第13章
北の大地

(2)

 POCI札幌営業所は、駅前の通りを真っ直ぐに南下した角のビルにあった。
 ここから左に行けば、大通公園の東端にあるテレビ塔に行き当たる。
 百四十七・二メートルの札幌のテレビ塔は、大通公園、或いは札幌のシンボルとして観光名所となっていた。
 モデルは、名古屋のテレビ塔だそうで、昭和三十二年に建設されており、東京タワーよりも一年ほど先輩である。
 設計者は、どちらも同じひとである。
 しかし、最近はJR札幌がテレビ塔を上回る百七十三メートルの駅ビルを造り、近くにも超高層マンションが建つなど、タワーの影が薄くなっている。
 そこでという訳でもあるまいが、このテレビ塔を立て替えてようという話が出ている。
 新東京タワー(東京スカイツリーという名だそうである)を四十メートル上回って、六百五十メートルの日本一のタワーにしようという計画である。
 もっとも、巨額の資金が必要なため、実現するかどうかはわからない。
 札幌に何度か訪れている美緒は、札幌の象徴とも言える大通公園に面した
 この営業所が気に入っていた。
 大通公園は、明治四年に立案された都市計画に基づいており、火災を防ぐために確保された空き地が元だそうである。
 南北一・五キロ、幅百五メートル余りで、その中の六十五メートルが公園として整備されている。

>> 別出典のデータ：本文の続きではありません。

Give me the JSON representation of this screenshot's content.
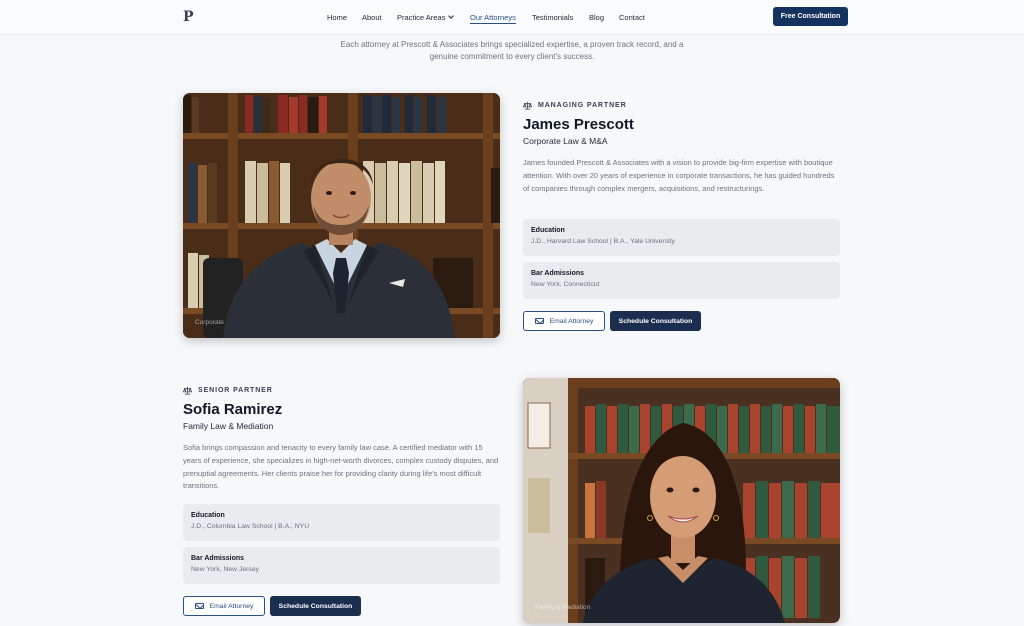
{
  "nav": {
    "logo": "P",
    "links": [
      {
        "label": "Home"
      },
      {
        "label": "About"
      },
      {
        "label": "Practice Areas"
      },
      {
        "label": "Our Attorneys"
      },
      {
        "label": "Testimonials"
      },
      {
        "label": "Blog"
      },
      {
        "label": "Contact"
      }
    ],
    "active": "Our Attorneys",
    "cta": "Free Consultation"
  },
  "intro": "Each attorney at Prescott & Associates brings specialized expertise, a proven track record, and a genuine commitment to every client's success.",
  "attorneys": [
    {
      "role": "MANAGING PARTNER",
      "name": "James Prescott",
      "practice": "Corporate Law & M&A",
      "bio": "James founded Prescott & Associates with a vision to provide big-firm expertise with boutique attention. With over 20 years of experience in corporate transactions, he has guided hundreds of companies through complex mergers, acquisitions, and restructurings.",
      "education_label": "Education",
      "education": "J.D., Harvard Law School | B.A., Yale University",
      "bar_label": "Bar Admissions",
      "bar": "New York, Connecticut",
      "email_button": "Email Attorney",
      "schedule_button": "Schedule Consultation",
      "photo_caption": "Corporate"
    },
    {
      "role": "SENIOR PARTNER",
      "name": "Sofia Ramirez",
      "practice": "Family Law & Mediation",
      "bio": "Sofia brings compassion and tenacity to every family law case. A certified mediator with 15 years of experience, she specializes in high-net-worth divorces, complex custody disputes, and prenuptial agreements. Her clients praise her for providing clarity during life's most difficult transitions.",
      "education_label": "Education",
      "education": "J.D., Columbia Law School | B.A., NYU",
      "bar_label": "Bar Admissions",
      "bar": "New York, New Jersey",
      "email_button": "Email Attorney",
      "schedule_button": "Schedule Consultation",
      "photo_caption": "Family & Mediation"
    }
  ],
  "colors": {
    "accent": "#2a4f86",
    "dark": "#14325f",
    "background": "#f7f8fa"
  },
  "icons": {
    "role": "scales-of-justice-icon",
    "email": "envelope-icon",
    "dropdown": "chevron-down-icon"
  }
}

 五月にはライラック祭りがあり、夏には公園が巨大なビアガーデンと化し、秋には紅葉が人々の目を楽しませる。
 そして、十二月には公園中がイルミネーションに彩られ、年が明けると札幌最大の行事と言っていい雪祭りが待っている。
 東京には、既になくなりつつある四季の移ろいが人々を楽しませてくれる。
 住んでみたいと思う街のひとつであった。
 もっとも、それは旅人としての美緒の感慨であり、住めばこの街なりの苦労があるのかも知れない。
 そんなことを、外の景色を応接室の窓から眺めながら考えているとドアがノックされた。
「どうも、ご苦労さまです」
 眼鏡を光らせて入ってきたのは、札幌営業所所長の中西である。
 まだ、三十代後半にかかったばかりで若い。
 去年の春に仙台から所長として赴任してきたばかりで、美緒とは面識がなかった。
「お世話になります。調査部の若狭です」
 美緒は丁寧に挨拶をし、
「調査部の副部長さんが、わざわざお見えとは恐縮です。さあ、どうぞ」
 美緒のシニア・インベスティゲイターというややこしい肩書きは、実際は上級調査員という意味である。
 しかし、極東統括支社内では副部長と便宜的に呼ばれている。
 営業職とは職制が異なるが、専門職としては営業所長よりは上になる。
 若い女性社員が、コーヒーを運んできた。
 彼女らの間でも美緒の名前は知られていて、そのために緊張したのか、コーヒーカップをカタカタ鳴らしながらテーブルに置いた。
「なにか、上川さんの事故について、ご不審をお持ちだとか」
 しばらく、当たり障りのない会話があって、所長の中西が切り出した。
「不審というより、横浜で同じような件がありまして、それで状況を知りたいと思ったんです」
「なるほど」
 横浜の事件がどういうものなのか、まったく興味がないらしく、尋ねもしないで中西は頷いて抱えてきたファイルを開いた。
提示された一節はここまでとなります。